Susannah had pushed back her chair and was standing, her whole attention focused on the man in front of her. Tye frowned. After the fire she’d changed out of the dress she’d been wearing and into another before tending to a hungry Danny’s needs, and now she was smoothing her palms on the well-worn cotton skirt as if she was nervous. The garment was shape-less—she’d seemed embarrassed when she’d explained earlier that she still couldn’t get into the few pre-pregnancy clothes she had with her—but even under the excess fabric it was possible to see the tense set of her shoulders.
There’s something going on here, he thought sharply. Something about meeting Del has her on a knife edge, dammit. But why?
He got his answer soon enough.
“You’re the Lieutenant Hawkins who was part of Beta Beta Force in Vietnam,” Susannah said unsteadily, “a four-man covert operations group. Up until nearly the end of that war the four of you were like brothers, and you each had a design of two bees fighting to the death tattooed on your left biceps. I suspect that’s why you called the ranch the Double B.”
Susannah’s attitude had roused his interest, Tye admitted grimly, but the expression on Del’s normally unreadable features riveted him. The older man’s face seemed drained of all color, his gaze dark with some strong emotion. When he spoke his voice was rusty.
“I should have known. You’ve got his hair and his eyes, sweetheart. Your father—how is he? Does he know you’re here?”
She shook her head, and Tye saw her lips tremble before s
he answered. “Daniel Bird’s been dead and gone these fifteen years, Mr. Hawkins. My son bears his name now. But I’m sure he knows I went looking for you when trouble came on me.”
She took a hesitant step forward. Before she could take another Del had wrapped her in a one-armed bearhug and was crushing her to him. Just as at that long-ago foaling, Tye was dimly aware that Jess was clearing his throat and averting his face, overcome by the same feeling he was experiencing—of having intruded on a private moment.

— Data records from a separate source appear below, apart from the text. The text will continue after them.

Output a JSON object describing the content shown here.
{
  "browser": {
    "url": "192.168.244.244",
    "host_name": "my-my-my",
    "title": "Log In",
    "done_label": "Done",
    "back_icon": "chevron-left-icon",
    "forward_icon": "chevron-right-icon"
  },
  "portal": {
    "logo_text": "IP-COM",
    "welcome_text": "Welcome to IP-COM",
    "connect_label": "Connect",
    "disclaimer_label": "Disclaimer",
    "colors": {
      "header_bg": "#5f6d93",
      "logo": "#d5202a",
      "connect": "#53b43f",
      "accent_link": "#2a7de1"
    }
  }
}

“My Granny Lacey said Daddy always told her and my mama that if they were ever in need of help and he wasn’t there for them, they should look you up,” Susannah whispered against Del’s chest. “It’s taken me a time to track you down…but here I am.”
Chapter Six
“I usually take my after-supper coffee on the front part of the porch, but until we tear down what’s left of the barn and raise a new one the view from here gets my vote.”
Del settled back in one of the back verandah’s rustic varnished-log chairs and exhaled. “I like to watch the sun setting over the desert, anyway. No matter how hectic the day’s been, looking at all that space kind of puts everything back into perspective for a man.”
Susannah, Danny snoozing in her arms, smiled. “That phone call to Greta helped, too, didn’t it?” she said. “I know hearing her voice made me feel better. What time are you leaving in the morning to go visit her at the hospital?”
As she asked the question, from the front of the house came the sound of Jess’s quick laugh and the diffident tone she already recognized as the one Tye used when he was wryly amused. She heard their footsteps mounting the porch steps and her heart skipped a beat or two in her chest.